Pascal, one of the most powerful women executives in Hollywood, had kept a low profile since her emails were leaked by hackers and widely reported by media, particularly one in which she made racially insensitive remarks about President Barack Obama’s taste in films. She later apologised.
Sony Pictures said Pascal will step down from her current post in May to launch her own production venture on the studio lot.
Sony Pictures Chief Executive and Chairman Michael Lynton told Reuters that the emails leaked late last year played no role in his and Pascal’s decision not to renew her contract in March 2015.
The entertainment arm of Sony Corp was victim of the most destructive cyberattack on a private company on US soil.
The US government has blamed the hack on North Korea after the reclusive nation was angered by a Sony comedy The Interview, which depicts the fictional assassination of leader Kim Jong Un.
Pascal had greenlighted the movie, which opened in limited release after the studio reversed a decision, condemned by Obama, to cancel its theatrical release.
Pascal, who joined Sony’s Columbia Pictures in 1988, said in a statement that she and Lynton had been discussing her transition to producer for “quite some time.”

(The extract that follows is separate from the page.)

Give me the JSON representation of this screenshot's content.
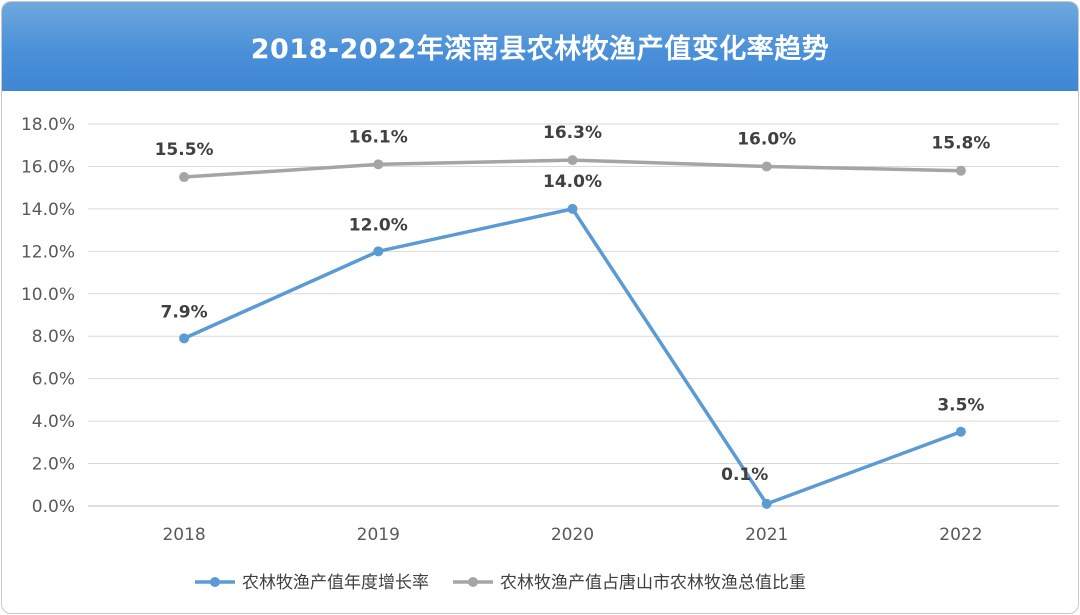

“As the slate for the next 2 years has come together, it felt like the right time to transition into this new role,” Pascal said in a statement from the company, adding “I am leaving the studio in great hands.”
Sony did not immediately disclose who would be filling her post.
Pascal’s new production venture will focus on film, television and theater, the studio said. As part of a four-year agreement, Sony Pictures will finance Pascal’s venture and retain distribution rights to films financed.